Sighing, Amberyl walked on until she found tracks in the snow. It was the humans. Yes, her instincts had led her unerringly. Not that she had ever doubted her powers. But would they hold true in this forest? Ever since she had come to this land, she had been hearing tales about the strange and magical wood.
Pausing, Amberyl examined the tracks, and her fear grew. There were two sets—one pair of footprints that went through the deepest drifts without stopping. The other, however, was a wide swath cut through the snow, the swath left by a man floundering along in heavy, wet robes. In more than one place, she could see quite clearly the marks of hands, as though the mage had fallen. Her heart began to beat painfully when she saw that one set of tracks—the mage’s—had come to an end. His brother must be carrying him!

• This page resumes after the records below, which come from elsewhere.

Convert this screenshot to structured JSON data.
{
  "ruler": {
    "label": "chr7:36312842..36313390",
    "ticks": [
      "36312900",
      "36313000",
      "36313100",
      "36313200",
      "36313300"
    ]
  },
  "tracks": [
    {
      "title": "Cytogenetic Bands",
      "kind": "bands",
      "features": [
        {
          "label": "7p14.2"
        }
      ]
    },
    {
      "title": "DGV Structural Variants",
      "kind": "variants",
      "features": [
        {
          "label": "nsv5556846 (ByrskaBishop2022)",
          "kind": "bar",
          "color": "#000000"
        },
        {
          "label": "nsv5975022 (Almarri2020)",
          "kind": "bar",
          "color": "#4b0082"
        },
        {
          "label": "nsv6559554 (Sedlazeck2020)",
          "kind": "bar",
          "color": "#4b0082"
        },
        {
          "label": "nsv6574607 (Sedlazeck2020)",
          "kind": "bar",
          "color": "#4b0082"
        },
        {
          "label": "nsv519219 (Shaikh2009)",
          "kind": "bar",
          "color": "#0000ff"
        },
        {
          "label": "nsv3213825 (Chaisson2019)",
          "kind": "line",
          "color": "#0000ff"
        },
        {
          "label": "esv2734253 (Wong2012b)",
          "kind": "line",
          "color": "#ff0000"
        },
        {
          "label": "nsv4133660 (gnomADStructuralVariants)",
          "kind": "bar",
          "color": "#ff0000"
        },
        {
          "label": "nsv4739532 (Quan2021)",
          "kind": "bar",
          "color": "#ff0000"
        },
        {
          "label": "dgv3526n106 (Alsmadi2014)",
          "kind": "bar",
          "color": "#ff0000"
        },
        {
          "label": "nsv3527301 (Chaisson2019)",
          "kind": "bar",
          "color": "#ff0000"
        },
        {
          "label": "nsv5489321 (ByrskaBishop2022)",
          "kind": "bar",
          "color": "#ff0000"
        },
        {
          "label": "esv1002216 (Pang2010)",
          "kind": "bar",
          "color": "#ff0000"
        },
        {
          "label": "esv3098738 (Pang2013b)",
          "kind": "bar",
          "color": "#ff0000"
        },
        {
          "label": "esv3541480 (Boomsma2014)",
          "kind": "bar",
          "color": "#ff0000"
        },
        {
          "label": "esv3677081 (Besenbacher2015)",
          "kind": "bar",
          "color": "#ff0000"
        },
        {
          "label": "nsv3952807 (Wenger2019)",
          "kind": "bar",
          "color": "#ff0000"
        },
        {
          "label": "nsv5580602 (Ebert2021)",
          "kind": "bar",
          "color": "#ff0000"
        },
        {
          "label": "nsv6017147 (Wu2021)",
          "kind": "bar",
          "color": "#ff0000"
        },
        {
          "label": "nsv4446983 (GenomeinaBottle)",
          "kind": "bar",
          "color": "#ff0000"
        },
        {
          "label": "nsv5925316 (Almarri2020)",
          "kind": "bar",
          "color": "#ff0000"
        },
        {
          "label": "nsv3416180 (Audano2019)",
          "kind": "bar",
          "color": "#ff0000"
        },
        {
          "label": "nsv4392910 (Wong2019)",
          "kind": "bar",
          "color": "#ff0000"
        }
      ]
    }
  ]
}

Perhaps he... perhaps he was...
No! Amberyl caught her breath, shaking her head. The mage might be frail-looking, but there was a strength in him greater than the finest steel blade ever forged. All this meant was that the two must stop and find shelter, and that would work to her advantage.
It wasn’t long before she heard voices.
Dodging behind a tree, keeping within its moon-cast shadow, Amberyl saw a tiny bit of light streaming outside what must be a cave in the side of a cliff, a cliff that had apparently appeared out of nowhere, for she could have sworn she had not seen it ahead of her.

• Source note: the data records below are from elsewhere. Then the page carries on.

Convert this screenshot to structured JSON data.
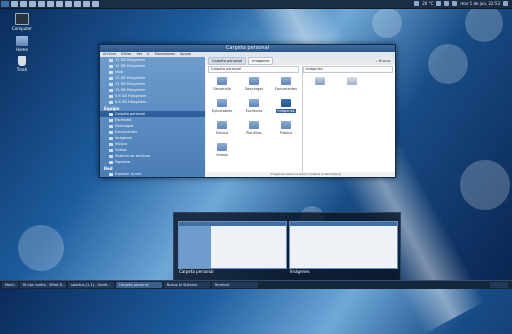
{
  "top_panel": {
    "right_text_a": "20 °C",
    "clock": "mar 1 de jun, 22:53"
  },
  "desktop_icons": [
    {
      "label": "Computer",
      "icon": "computer-icon"
    },
    {
      "label": "Home",
      "icon": "home-folder-icon"
    },
    {
      "label": "Trash",
      "icon": "trash-icon"
    }
  ],
  "window": {
    "title": "Carpeta personal",
    "menu": [
      "Archivo",
      "Editar",
      "Ver",
      "Ir",
      "Marcadores",
      "Ayuda"
    ],
    "sidebar": {
      "bookmarks": [
        "11 GB Filesystem",
        "11 GB Filesystem",
        "Ubia",
        "11 GB Filesystem",
        "11 GB Filesystem",
        "11 GB Filesystem",
        "5.6 GB Filesystem",
        "6.6 GB Filesystem"
      ],
      "section_equipo": "Equipo",
      "equipo_items": [
        "Carpeta personal",
        "Escritorio",
        "Descargas",
        "Documentos",
        "Imágenes",
        "Música",
        "Vídeos",
        "Sistema de archivos",
        "Papelera"
      ],
      "section_red": "Red",
      "red_items": [
        "Explorar la red"
      ]
    },
    "toolbar": {
      "crumbs": [
        "Carpeta personal",
        "Imágenes"
      ],
      "search_label": "Buscar"
    },
    "left_pane": {
      "path": "Carpeta personal",
      "items": [
        "Desarrollo",
        "Descargas",
        "Documentos",
        "Ejecutables",
        "Escritorio",
        "Imágenes",
        "Música",
        "Plantillas",
        "Público",
        "Vídeos"
      ],
      "selected": "Imágenes"
    },
    "right_pane": {
      "path": "Imágenes",
      "items": [
        "",
        "",
        "",
        ""
      ]
    },
    "status": "Imágenes seleccionada (contiene 4 elementos)"
  },
  "switcher": {
    "items": [
      {
        "caption": "Carpeta personal"
      },
      {
        "caption": "Imágenes"
      }
    ]
  },
  "bottom_panel": {
    "menu_label": "Menú",
    "tasks": [
      "Ya has vuelto - What D...",
      "nautilus [1.1] - GeoB...",
      "Carpeta personal",
      "Nuevo el Sistema",
      "Terminal"
    ]
  }
}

“Of course,” she whispered to herself in thankfulness, “the wizards will take care of one of their own. Do they know I am here?” she wondered suddenly. “Would they recognize me? Perhaps not. It has been so long, after all”
Well, it did not matter. There was little they could do. Hope fully, they would not interfere.

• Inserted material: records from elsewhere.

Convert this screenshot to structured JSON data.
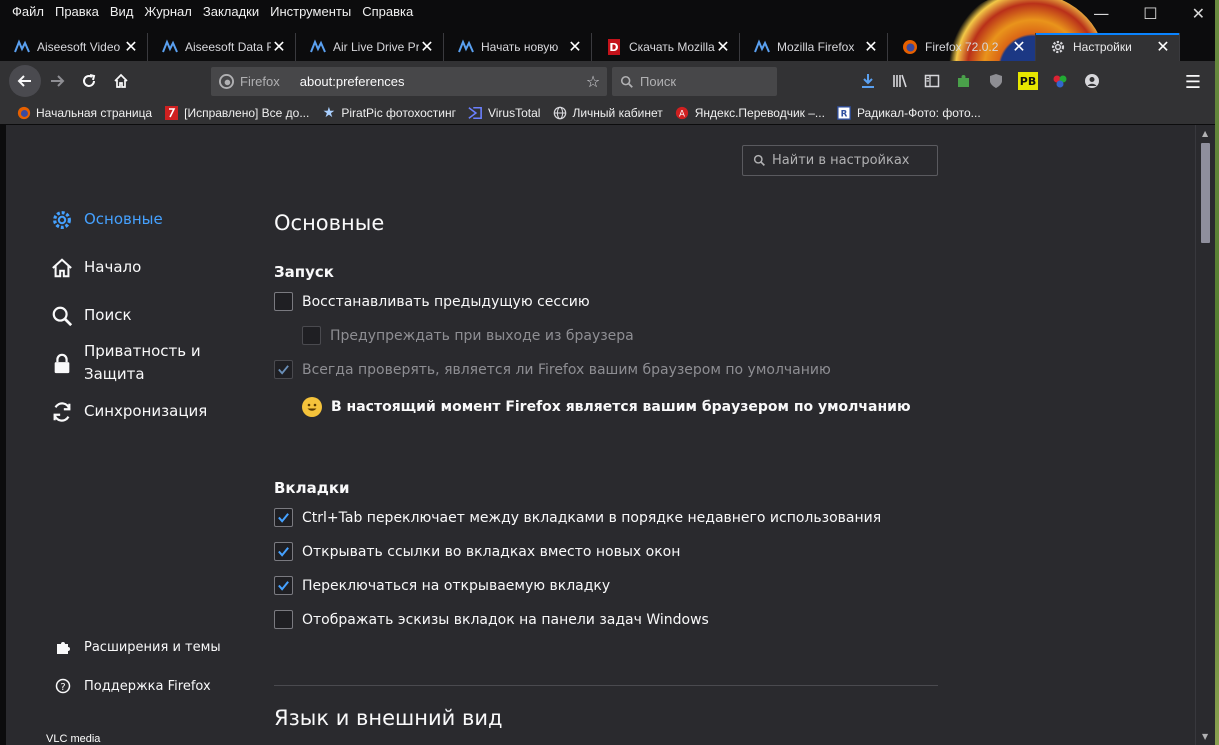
{
  "menubar": [
    "Файл",
    "Правка",
    "Вид",
    "Журнал",
    "Закладки",
    "Инструменты",
    "Справка"
  ],
  "tabs": [
    {
      "label": "Aiseesoft Video",
      "icon": "aiseesoft-icon",
      "active": false
    },
    {
      "label": "Aiseesoft Data R",
      "icon": "aiseesoft-icon",
      "active": false
    },
    {
      "label": "Air Live Drive Pr",
      "icon": "aiseesoft-icon",
      "active": false
    },
    {
      "label": "Начать новую",
      "icon": "aiseesoft-icon",
      "active": false
    },
    {
      "label": "Скачать Mozilla",
      "icon": "red-d-icon",
      "active": false
    },
    {
      "label": "Mozilla Firefox",
      "icon": "aiseesoft-icon",
      "active": false
    },
    {
      "label": "Firefox 72.0.2",
      "icon": "firefox-icon",
      "active": false
    },
    {
      "label": "Настройки",
      "icon": "gear-icon",
      "active": true
    }
  ],
  "urlbar": {
    "identity": "Firefox",
    "url": "about:preferences"
  },
  "searchbar": {
    "placeholder": "Поиск"
  },
  "bookmarks": [
    {
      "label": "Начальная страница",
      "icon": "firefox-icon"
    },
    {
      "label": "[Исправлено] Все до...",
      "icon": "red-square-icon"
    },
    {
      "label": "PiratPic фотохостинг",
      "icon": "star-icon"
    },
    {
      "label": "VirusTotal",
      "icon": "virustotal-icon"
    },
    {
      "label": "Личный кабинет",
      "icon": "globe-icon"
    },
    {
      "label": "Яндекс.Переводчик –...",
      "icon": "yandex-translate-icon"
    },
    {
      "label": "Радикал-Фото: фото...",
      "icon": "radikal-icon"
    }
  ],
  "prefs": {
    "search_placeholder": "Найти в настройках",
    "categories": [
      {
        "label": "Основные",
        "icon": "gear-icon",
        "selected": true
      },
      {
        "label": "Начало",
        "icon": "home-icon",
        "selected": false
      },
      {
        "label": "Поиск",
        "icon": "search-icon",
        "selected": false
      },
      {
        "label": "Приватность и Защита",
        "icon": "lock-icon",
        "selected": false
      },
      {
        "label": "Синхронизация",
        "icon": "sync-icon",
        "selected": false
      }
    ],
    "footer": {
      "extensions": "Расширения и темы",
      "support": "Поддержка Firefox"
    },
    "title": "Основные",
    "startup": {
      "heading": "Запуск",
      "restore_session": "Восстанавливать предыдущую сессию",
      "warn_on_quit": "Предупреждать при выходе из браузера",
      "check_default": "Всегда проверять, является ли Firefox вашим браузером по умолчанию",
      "is_default": "В настоящий момент Firefox является вашим браузером по умолчанию"
    },
    "tabs_section": {
      "heading": "Вкладки",
      "ctrl_tab": "Ctrl+Tab переключает между вкладками в порядке недавнего использования",
      "open_links": "Открывать ссылки во вкладках вместо новых окон",
      "switch_to_new": "Переключаться на открываемую вкладку",
      "taskbar_previews": "Отображать эскизы вкладок на панели задач Windows"
    },
    "next_title": "Язык и внешний вид"
  },
  "desktop": {
    "bottom_label": "VLC media"
  },
  "colors": {
    "accent": "#0a84ff",
    "selected_text": "#45a1ff",
    "content_bg": "#2a2a2e",
    "toolbar_bg": "#323234"
  }
}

“I’ve got to get help, Raist!” she heard the big warrior saying as she drew near. Caramon’s voice sounded tense and anguished. “You’ve never been this bad! Never!”
There was silence, then Caramon’s voice rose again in answer to words Amberyl could not hear.
“I don’t know! Back to the inn if I have to! All I know is that this firewood isn’t going to last until morning. You yourself tell me not to cut the trees in this forest, and they’re wet anyway. It’s stopped snowing. I’ll only be gone a few hours at most. You’ll be safe here. Probably a lot safer in these accursed woods than I will.” A pause, then. “No, Raist. This time I’m doing what I think best!”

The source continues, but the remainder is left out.